Replace the image source
Insert image description here
Insert image description here
Insert image description here
Install packages such as numpy and scipy
Insert image description here

6. Activate the virtual environment

Enter your pycharm terminal window.
Insert image description here
No response if activated.

Then you need to open powershell as an administrator and enter Set-ExecutionPolicy RemoteSigned to activate. If not, restart pycharm

.\activate

Please refer to this blog for details

Download the GPU version of pytorch

First of all, pytorch corresponds to the torch package, not called pytorch. Go directly to the pytorch official website. According to your configuration, select the corresponding pip download command. The URL below will automatically recommend commands to you based on your configuration or your own configuration.

https://pytorch.org/get-started/locally/

I choose pip to download according to my own configuration.
Insert image description here
In the pycharm virtual environment I just activated, enter the pip command to download pytorch.

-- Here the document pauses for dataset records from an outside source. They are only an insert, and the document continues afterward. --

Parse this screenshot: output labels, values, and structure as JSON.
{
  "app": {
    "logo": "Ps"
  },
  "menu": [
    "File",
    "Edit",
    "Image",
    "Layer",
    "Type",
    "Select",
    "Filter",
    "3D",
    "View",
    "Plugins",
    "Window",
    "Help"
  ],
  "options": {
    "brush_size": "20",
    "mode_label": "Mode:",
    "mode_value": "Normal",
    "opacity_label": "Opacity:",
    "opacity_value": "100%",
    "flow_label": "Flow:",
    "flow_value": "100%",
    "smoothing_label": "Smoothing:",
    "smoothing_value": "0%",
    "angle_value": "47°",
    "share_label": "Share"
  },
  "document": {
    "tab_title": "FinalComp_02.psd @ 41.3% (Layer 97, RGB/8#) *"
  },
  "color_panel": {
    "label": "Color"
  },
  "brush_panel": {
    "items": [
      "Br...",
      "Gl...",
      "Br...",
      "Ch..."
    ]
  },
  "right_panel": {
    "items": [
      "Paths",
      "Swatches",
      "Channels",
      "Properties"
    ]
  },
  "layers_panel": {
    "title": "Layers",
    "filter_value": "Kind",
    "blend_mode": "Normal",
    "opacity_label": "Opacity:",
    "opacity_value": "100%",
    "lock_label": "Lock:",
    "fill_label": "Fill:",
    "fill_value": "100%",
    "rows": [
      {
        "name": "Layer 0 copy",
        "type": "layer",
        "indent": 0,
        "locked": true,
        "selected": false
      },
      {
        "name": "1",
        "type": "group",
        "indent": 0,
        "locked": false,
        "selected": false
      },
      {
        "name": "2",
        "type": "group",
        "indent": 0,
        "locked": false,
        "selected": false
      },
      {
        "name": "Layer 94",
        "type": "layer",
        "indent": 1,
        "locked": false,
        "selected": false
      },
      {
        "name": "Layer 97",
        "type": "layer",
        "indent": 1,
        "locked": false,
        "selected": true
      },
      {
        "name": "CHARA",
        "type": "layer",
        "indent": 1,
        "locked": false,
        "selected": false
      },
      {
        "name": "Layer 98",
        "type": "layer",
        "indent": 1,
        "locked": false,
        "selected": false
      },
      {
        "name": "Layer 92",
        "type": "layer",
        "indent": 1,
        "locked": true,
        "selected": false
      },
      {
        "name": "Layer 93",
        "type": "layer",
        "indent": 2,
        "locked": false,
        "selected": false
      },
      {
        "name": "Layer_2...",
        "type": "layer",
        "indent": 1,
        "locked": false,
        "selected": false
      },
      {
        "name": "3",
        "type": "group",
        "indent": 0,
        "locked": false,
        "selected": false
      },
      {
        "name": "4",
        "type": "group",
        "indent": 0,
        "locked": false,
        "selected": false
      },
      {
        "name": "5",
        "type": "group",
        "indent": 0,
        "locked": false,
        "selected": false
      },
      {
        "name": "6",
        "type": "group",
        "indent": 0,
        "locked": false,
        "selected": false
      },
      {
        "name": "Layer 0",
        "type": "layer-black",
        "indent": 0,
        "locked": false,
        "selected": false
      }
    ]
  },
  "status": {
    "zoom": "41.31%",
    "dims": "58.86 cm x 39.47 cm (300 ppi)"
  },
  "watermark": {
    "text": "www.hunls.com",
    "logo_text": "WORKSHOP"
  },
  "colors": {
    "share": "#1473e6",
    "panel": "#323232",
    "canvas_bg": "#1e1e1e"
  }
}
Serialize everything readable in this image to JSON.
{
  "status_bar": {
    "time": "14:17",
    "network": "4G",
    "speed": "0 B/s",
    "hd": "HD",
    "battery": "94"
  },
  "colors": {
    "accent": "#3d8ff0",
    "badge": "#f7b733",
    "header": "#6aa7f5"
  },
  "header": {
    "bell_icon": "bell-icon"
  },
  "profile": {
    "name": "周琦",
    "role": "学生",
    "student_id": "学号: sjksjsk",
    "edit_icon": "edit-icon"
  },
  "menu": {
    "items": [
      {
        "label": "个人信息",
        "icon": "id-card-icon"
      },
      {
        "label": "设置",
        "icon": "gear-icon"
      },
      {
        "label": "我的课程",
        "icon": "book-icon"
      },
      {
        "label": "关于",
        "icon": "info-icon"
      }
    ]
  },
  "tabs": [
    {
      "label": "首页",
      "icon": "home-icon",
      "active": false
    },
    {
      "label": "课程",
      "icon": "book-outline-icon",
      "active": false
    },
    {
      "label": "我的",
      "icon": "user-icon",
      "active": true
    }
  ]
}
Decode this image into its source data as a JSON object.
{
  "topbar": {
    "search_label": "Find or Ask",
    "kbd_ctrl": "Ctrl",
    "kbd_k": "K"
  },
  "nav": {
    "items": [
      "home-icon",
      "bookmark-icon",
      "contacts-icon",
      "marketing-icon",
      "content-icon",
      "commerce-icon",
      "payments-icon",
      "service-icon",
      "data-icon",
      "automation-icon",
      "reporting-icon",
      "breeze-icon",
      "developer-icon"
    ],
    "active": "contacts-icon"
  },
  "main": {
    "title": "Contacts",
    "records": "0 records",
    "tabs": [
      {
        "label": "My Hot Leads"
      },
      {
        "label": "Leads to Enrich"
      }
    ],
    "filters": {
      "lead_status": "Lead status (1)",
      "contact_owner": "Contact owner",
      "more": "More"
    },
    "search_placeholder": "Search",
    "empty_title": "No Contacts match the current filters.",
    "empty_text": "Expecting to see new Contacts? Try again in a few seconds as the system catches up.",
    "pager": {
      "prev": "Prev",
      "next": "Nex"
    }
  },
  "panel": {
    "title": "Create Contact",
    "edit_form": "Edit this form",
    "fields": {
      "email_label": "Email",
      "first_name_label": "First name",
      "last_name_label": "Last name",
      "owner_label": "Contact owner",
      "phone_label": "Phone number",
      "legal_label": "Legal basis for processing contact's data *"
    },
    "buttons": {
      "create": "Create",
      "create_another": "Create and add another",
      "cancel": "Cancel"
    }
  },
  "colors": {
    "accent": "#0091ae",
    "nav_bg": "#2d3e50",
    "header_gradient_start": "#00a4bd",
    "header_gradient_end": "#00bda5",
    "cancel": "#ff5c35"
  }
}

pip3 install torch torchvision torchaudio --extra-index-url https://download.pytorch.org/whl/cu113

Then you need to download torchnn, scipy and other packages. For the same reason, you can directly pip.

6. Run the GMOEA code

Unzip the GMOEA code and copy it into the newly solved pycharm project. Since GMOEA only gives the algorithm itself and not the script to run. Then we need to write it ourselves.

First of all, I directly give the solution of IMF1 using GMOEA. The script I wrote after two days of exploration can be run.

from GMOEA import GMOEA
from IMMOEA_pro import*
from global_parameter import*
from EAreal import*

gp=GlobalParameter(d=30,operator=ea_real,pro=IMMOEA_F1)# problem表示求解问题的对象
G=GMOEA(gp=gp)
population, score=G.run()
print('finish')

First, import the GMOEA package, and the test question IMMOEA package, then the global parameter package, and the evolutionary algorithm package. Then create a new global parameter, input the decision variable dimension, and generate the subpopulation operator here, which is the ea_real class, and then the test problem IMMOEA_F1 class.

It is worth mentioning that in the global parameters here, entering a problem will create a problem object. The parameter input here is self.pro = pro(d=d, m=m,). The problem classes defined in IMMOEA_pro are inherited from the parent class test_problem. The constructor in the parent class gives the initialization value of ref_num, but because of the overridden constructor in the subclass, ref_num is not initialized but requires me to give it.

Although the author wrote in the code that the constructor of the subclass generates the parent class object for initialization. But when running the program here, if ref_num is not given, an error will be reported.

class IMMOEA_F1(test_problem):
    def __init__(self, m, d, ref_num):
        test_problem.__init__(self, m, d, ref_num)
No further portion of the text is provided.